The work cell will be put together over a year with various vendors staging installation and integration, Galbraith added, and its throughput will be dependent on the size and complexity of the individual parts.

“The actual component machining time will not be much faster than our current equipment. The gain is in automation,” he said. “Scheduling will optimize throughput and maximize machine utilization with little to no operator requirements. The 200-pallet library will allow not only a big buffer for the cell but flexibility in that schedule and enable us to pivot requirements as emergencies and customer demand requires without effecting efficiency.”

A pallet library is a collection of pallets with workpieces on them stored in a rack that is serviced by a robot. When the machine is ready for a workpiece, it calls for the appropriate pallet and the robot retrieves it from the rack or library and loads it in the machine to be worked on. When complete, the robot will return the piece to the so-called library or the next machine in the cell if it is ready for it, and then call for the next pallet.

“In theory, you only need two pallets for each workstation to keep the spindle running. One to be loaded/unloaded while the other is in the machine being worked on,” Galbraith said. “Having a large library — 200 pallets — allows multiple differing fixturing setups on the pallets to optimize load/unload time for a specific ‘type’ of part — round, square, FCS, V-block, chucks, etc. This volume of pallets also allows speed of loading, flexibility in scheduling and prolonged unattended operation.”

Also at Plant 3, Cavalier has invested in an Okuma LB3000 EX II multiaxis slant bed turret lathe with live tooling; three Hermle C32U five-axis, high-performance, computer numerically controlled machining centers; and an Okuma MCR-A5CII high-speed double column machining center with compact autoloading and unloading attachments for five-sided machining.
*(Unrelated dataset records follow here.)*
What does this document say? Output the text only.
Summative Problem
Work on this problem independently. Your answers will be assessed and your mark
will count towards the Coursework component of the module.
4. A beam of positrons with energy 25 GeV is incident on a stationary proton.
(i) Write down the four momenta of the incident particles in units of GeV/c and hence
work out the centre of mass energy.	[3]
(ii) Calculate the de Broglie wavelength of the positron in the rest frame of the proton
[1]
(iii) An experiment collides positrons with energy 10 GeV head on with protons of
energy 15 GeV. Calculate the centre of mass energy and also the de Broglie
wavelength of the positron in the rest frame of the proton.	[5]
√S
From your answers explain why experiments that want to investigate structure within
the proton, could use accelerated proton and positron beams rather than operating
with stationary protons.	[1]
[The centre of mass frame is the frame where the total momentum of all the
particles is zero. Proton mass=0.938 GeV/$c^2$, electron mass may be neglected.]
The latter machine is very flexible with a right-angle head and other features that allow tool builders to do metal removal much faster, Bendig said.

“Where normally we would have to go around a plate 30 or 40 times to make a 3-inch cut, with this machine, we can take off 3 inches of steel in one pass. You’ve got to have tremendous amount of horsepower and rigidity to do that,” Bendig explained.

Adding power

The machine investments started in 2021 at the second plant include a custom-designed and -built Okuma MCA3, which is a double column machining center that the company says essentially takes its very large MCR-BV and puts it on steroids. The MCA3 machine, which is about 62 feet from end to end and holds up to 77,000 pounds or 35 metric tons, is scheduled to arrive in July. Cavalier had to raise the roof 8 feet in the back and then lower the floor by 6 feet to accommodate it.

Only four Okuma MCA3s have been made, and Cavalier’s will be the first to be delivered outside of Japan.

“It took us six months to spec the machine,” Bendig said. “They told us that we ordered so many options they created an all-new model, so they built three of them and we got the fourth one.”

He describes the MCA3 as “a real hogger” compared with the company’s other machines with 350-650 newton meters of torque.

“The MCA3 has 1,600 newton meters of torque — it is five times more powerful,” Bendig said.

He and his crew have pioneered other new and better versions of machine tools that eventually found their way into the suppliers’ catalogs, such as the Hermle C62.

“They had a model called the C60, but we added so many features and made so many changes that they created a new model they call the C62, which is now their top-selling model,” he said.

That’s one of the reasons why Bendig says Cavalier’s equipment is made by a “boutique builder.”

“We don’t buy mass-produced. We buy specialized and niche; it’s more boutique,” Bendig said. “We favor equipment built for our specific needs, which in turn delivers on that boutique experience for our customers. We’re very specific because our machines are in production 24/7, and we like to push them to their limits.”